The Company’s acquisition of Digital Cinema Destination Corp. (“Digiplex”) (see Note 11—Theatre Acquisitions) triggered an ownership change for Digiplex during the third quarter of 2014. The Company has evaluated the impact of this ownership change, and does not believe that the ownership change will significantly limit its ability to utilize net operating losses acquired from Digiplex.

At September 30, 2014 and December 31, 2013, the Company’s total deferred tax assets, net of both deferred tax liabilities and IRC Section 382 limitations, were $109,269 and $103,881, respectively. As of each reporting date, the Company assesses whether it is more likely than not that its deferred tax assets will be recovered from future taxable income, taking into account such factors as earnings history, taxable income in the carryback period, reversing temporary differences, projections of future taxable income, the finite lives of certain deferred tax assets, tax planning strategies and the impact of IRC Section 382 limitations. Both positive and negative evidence, as well as the objectivity and verifiability of that evidence, is considered in determining the appropriateness of recording a valuation allowance on deferred tax assets. When sufficient evidence exists that indicates that recovery is not more likely than not, a valuation allowance is established against the deferred tax assets, increasing the Company’s income tax expense in the period that such conclusion is made. After reviewing all positive and negative evidence at September 30, 2014 and December 31, 2013, the Company determined that it was more likely than not that its deferred tax asset balance would be recovered from future taxable income. The Company’s determination not to record a valuation allowance involves significant estimates and judgments. If future results are significantly different from these estimates and judgments, the Company may be required to record a valuation allowance against its deferred tax assets.

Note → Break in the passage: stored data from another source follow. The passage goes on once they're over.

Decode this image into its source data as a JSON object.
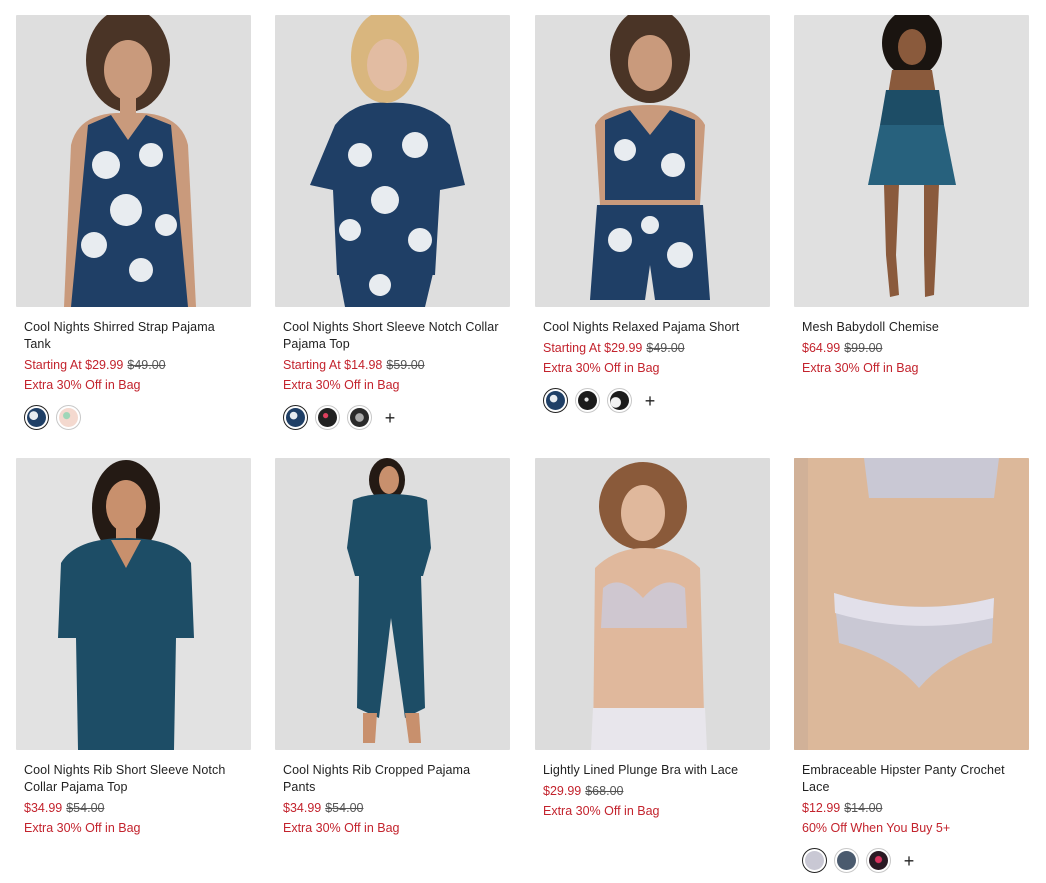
{
  "products": [
    {
      "name": "Cool Nights Shirred Strap Pajama Tank",
      "sale_price": "Starting At $29.99",
      "original_price": "$49.00",
      "promo": "Extra 30% Off in Bag",
      "photo_icon": "model-floral-navy-tank-image",
      "swatches": [
        "navy-floral",
        "peach-floral"
      ],
      "more_colors": ""
    },
    {
      "name": "Cool Nights Short Sleeve Notch Collar Pajama Top",
      "sale_price": "Starting At $14.98",
      "original_price": "$59.00",
      "promo": "Extra 30% Off in Bag",
      "photo_icon": "model-floral-navy-top-image",
      "swatches": [
        "navy-floral",
        "black-dot",
        "black-floral"
      ],
      "more_colors": "+"
    },
    {
      "name": "Cool Nights Relaxed Pajama Short",
      "sale_price": "Starting At $29.99",
      "original_price": "$49.00",
      "promo": "Extra 30% Off in Bag",
      "photo_icon": "model-floral-navy-short-image",
      "swatches": [
        "navy-floral",
        "black-print",
        "black-white"
      ],
      "more_colors": "+"
    },
    {
      "name": "Mesh Babydoll Chemise",
      "sale_price": "$64.99",
      "original_price": "$99.00",
      "promo": "Extra 30% Off in Bag",
      "photo_icon": "model-teal-chemise-image",
      "swatches": [],
      "more_colors": ""
    },
    {
      "name": "Cool Nights Rib Short Sleeve Notch Collar Pajama Top",
      "sale_price": "$34.99",
      "original_price": "$54.00",
      "promo": "Extra 30% Off in Bag",
      "photo_icon": "model-teal-rib-top-image",
      "swatches": [],
      "more_colors": ""
    },
    {
      "name": "Cool Nights Rib Cropped Pajama Pants",
      "sale_price": "$34.99",
      "original_price": "$54.00",
      "promo": "Extra 30% Off in Bag",
      "photo_icon": "model-teal-rib-pants-image",
      "swatches": [],
      "more_colors": ""
    },
    {
      "name": "Lightly Lined Plunge Bra with Lace",
      "sale_price": "$29.99",
      "original_price": "$68.00",
      "promo": "Extra 30% Off in Bag",
      "photo_icon": "model-lilac-bra-image",
      "swatches": [],
      "more_colors": ""
    },
    {
      "name": "Embraceable Hipster Panty Crochet Lace",
      "sale_price": "$12.99",
      "original_price": "$14.00",
      "promo": "60% Off When You Buy 5+",
      "photo_icon": "model-lilac-panty-image",
      "swatches": [
        "lilac-grey",
        "slate-blue",
        "black-pink-print"
      ],
      "more_colors": "+"
    }
  ],
  "colors": {
    "sale_red": "#c3232d",
    "navy": "#1f3f66",
    "teal": "#1d4d66",
    "lilac": "#c9c8d4",
    "photo_bg": "#dcdcdc"
  }
}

As of September 30, 2014 and December 31, 2013, the amount of unrecognized tax benefits was $125 and $2,764, respectively. The unrecognized tax benefits as of December 31, 2013 were primarily associated with the Company’s non-forfeitable ownership interest in SV Holdco, LLC (see Note 9—Screenvision Exhibition, Inc.). The Company had recognized a tax basis for these units that was lower than their carrying value for financial statement purposes. However, as this tax position may not have been sustained upon examination, the Company had recorded a deferred tax asset and a related liability for this uncertain tax position. During the three and nine months ended September 30, 2014, the Company recognized a tax benefit of $2,639, less the related deferred tax asset of $2,453, related to its previously unrecognized tax benefits as a result of a lapse of the statute of limitations.